Nonetheless Hugo Chávez remains the poster boy of the world’s Left. His misiones, while commendable, shroud a raft of anti-democratic actions. In spite of his military background few people outside Venezuela seem to be aware of the militaristic nature of his regime. Señor Chávez, though democratically elected in 1998, has appointed more than 80 military officers to his Government. The most recent case is the appointment of Colonel Francisco Arias Cárdenas, a comrade in the failed coup of 1992, as Venezuela’s new representative to the UN.
Under Señor Chávez, Venezuela has ceased to be a real democracy: it now exists instead in the murky twilight world between democracy and dictatorship, where there is still a free press and a nod to holding elections. But the opposition parties pulled out of the elections to the legislative assembly last December on discovering that the electronic voting system had been rigged; an allegation that OAS and EU observers confirmed. All 165 members of the assembly are now Chavistas.

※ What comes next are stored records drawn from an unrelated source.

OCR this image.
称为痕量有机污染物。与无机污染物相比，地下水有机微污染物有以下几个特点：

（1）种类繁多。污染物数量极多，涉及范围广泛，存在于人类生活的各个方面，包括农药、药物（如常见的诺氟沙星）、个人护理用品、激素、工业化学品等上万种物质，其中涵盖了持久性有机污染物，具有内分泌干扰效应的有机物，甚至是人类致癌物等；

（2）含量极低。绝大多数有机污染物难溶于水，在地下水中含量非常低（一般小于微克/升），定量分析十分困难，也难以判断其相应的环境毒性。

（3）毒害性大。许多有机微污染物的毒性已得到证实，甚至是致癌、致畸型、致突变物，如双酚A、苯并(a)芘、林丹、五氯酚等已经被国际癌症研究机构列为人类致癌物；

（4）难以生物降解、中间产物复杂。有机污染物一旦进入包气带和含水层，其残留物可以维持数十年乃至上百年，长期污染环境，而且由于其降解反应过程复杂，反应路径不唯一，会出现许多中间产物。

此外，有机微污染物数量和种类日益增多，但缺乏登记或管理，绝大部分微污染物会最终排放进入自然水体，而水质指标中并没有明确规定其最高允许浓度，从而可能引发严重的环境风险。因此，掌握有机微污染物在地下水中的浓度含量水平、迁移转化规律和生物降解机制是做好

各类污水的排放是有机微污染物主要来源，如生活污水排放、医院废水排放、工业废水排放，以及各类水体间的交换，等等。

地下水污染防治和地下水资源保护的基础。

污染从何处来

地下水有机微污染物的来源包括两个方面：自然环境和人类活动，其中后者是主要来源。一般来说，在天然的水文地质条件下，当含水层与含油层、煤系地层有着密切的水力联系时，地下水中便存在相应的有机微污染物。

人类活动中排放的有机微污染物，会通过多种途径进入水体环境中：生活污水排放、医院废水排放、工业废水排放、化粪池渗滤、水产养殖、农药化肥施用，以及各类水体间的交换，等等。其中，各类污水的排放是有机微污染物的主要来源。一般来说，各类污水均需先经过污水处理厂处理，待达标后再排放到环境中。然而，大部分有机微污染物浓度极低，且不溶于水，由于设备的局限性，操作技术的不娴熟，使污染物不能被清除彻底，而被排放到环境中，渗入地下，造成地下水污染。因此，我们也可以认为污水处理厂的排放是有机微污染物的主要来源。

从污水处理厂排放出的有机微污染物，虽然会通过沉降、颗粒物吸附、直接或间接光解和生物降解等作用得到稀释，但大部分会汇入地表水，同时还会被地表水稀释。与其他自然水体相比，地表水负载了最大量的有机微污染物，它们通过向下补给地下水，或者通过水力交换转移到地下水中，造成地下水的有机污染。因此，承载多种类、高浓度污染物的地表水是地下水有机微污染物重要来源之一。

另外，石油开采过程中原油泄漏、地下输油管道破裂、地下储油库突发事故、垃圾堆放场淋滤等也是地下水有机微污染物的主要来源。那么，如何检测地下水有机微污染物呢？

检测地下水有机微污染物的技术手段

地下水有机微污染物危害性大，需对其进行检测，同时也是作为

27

In contradiction to the Constitution, he appointed 12 supporters to the supreme court to give him a majority among the judges. He has done away with any resemblance of accountability or separation of powers. The confiscation of private property or the shredding of contracts are now routine occurrences, decided unilaterally and without consultation by the President.
His cheerleaders claim that Señor Chávez is a “social democrat”, while conveniently brushing aside that he supports and aligns himself with some of the world’s worst dictators and human rights abusers. This “democrat” is hell-bent on inducing war in a country that hasn’t seen armed conflicts in more than a century. This “democrat” uses the State as an apparatus of persecution against his political opponents. This “ democrat” does not allow free and transparent elections. Human Rights Watch and Amnesty International report that the rights of Venezuelans are under chronic and systematic abuse.
It saddens me that some British public figures applaud a visit by President Chávez. Less than a year ago, London was struck by terrorist bombings — yet its mayor is welcoming a man who befriends and supports terrorists.